半分のユーザが Windows でないとできない業務、残り半分のユーザがそれ以外の通常業務を行うという想定は無理がないと思います。単純に Amazon WorkSpaces ありきでリモートワークを考えるよりも、Windows への環境依存を断ち切り、必要なときだけ誰もがどこからでも利用できる環境を整えるためのパーツとして、1年でこれだけのコスト削減効果があるのであれば、ご検討の余地は十分にあると思います。また、クラウド志向を推し進めていくことで、この価格差はさらに広がります。
まとめ
今回は、Amazon WorkSpaces を利用したリモートワーク環境整備のために、どの程度の利用料金が必要になるかという点と、そのコストを削減するアイデアをご紹介させていただきました。
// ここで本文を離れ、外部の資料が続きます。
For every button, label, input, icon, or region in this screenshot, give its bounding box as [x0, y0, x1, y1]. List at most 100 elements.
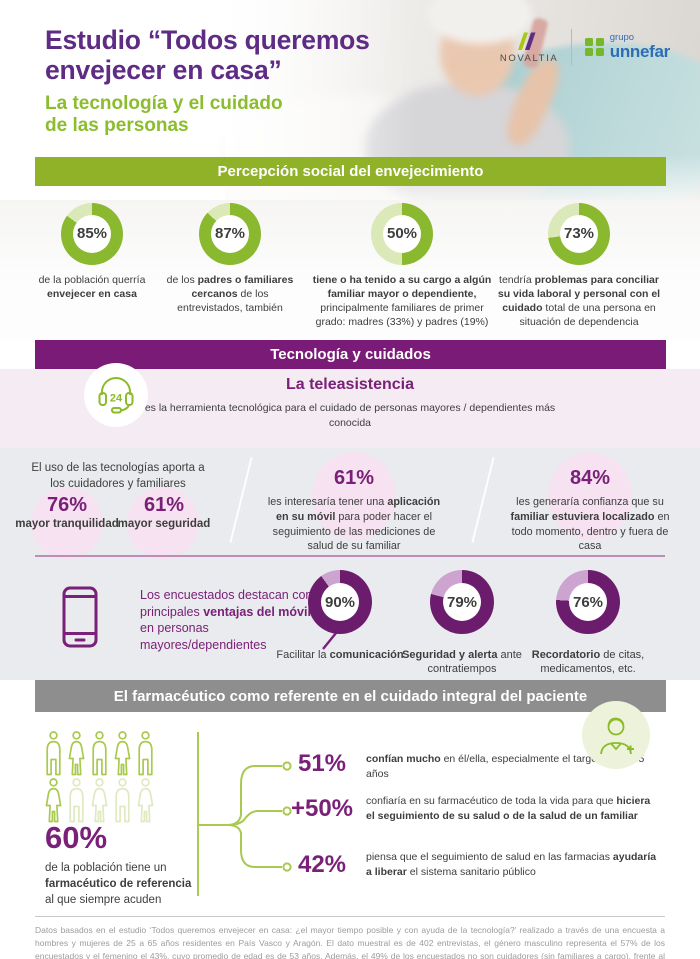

実際に Amazon WorkSpaces を導入した場合の費用は、用途やお客様環境によって大きく変化しますので、まずは利用状況の把握と検証をスタートしてみてください。クラウドサービスならではですが、スケールアップ/ダウン/アウトが簡単に行えるので、お試しいただきやすいと思います。
なお、当社が Amazon WorkSpaces の提案で、ご担当者さまに必ずお願いすることが2つあります。
- スモール&クイック(PoC と 段階的導入)
- 導入をゴールにしないこと
1 については、通常、VDI 環境の構築は一大プロジェクトですので、おいそれと PoC を始めることはできない・・・という考えになりがちです。しかし、クラウドの VDI( DaaS )のメリットですが、まずはコストを極限まで抑えて気軽に自分たちで利用してみることが可能です。その後、パイロットユーザーとして、1部署へ WAKEMADO と一緒に展開し、本格検証。全社展開へ・・・といったステップを踏んでいただくことが多いです。
2についてですが、当社では「 Chromebook と Amazon WorkSpaces でどこからでも働ける環境 」の実現をお手伝いさせていただいているものの、そこをゴールに設定することは避けていただくよう、ご提案しています。なぜなら、ユーザー側のハード面の充実は図れても、結局は今まで通り Windows を操作しているだけなので、ソフト面での働き方に大きな変化はないからです。
ニューノーマルな働き方は、未知であるとともに、今、まさに私たちが作りあげようとしている領域です。このビッグウェーブに適応して、中期的に変化していかなければ、生存競争から取り残されてしまいます。そうならないための最初のステップとして、今回の内容が少しでも参考となれば幸いです。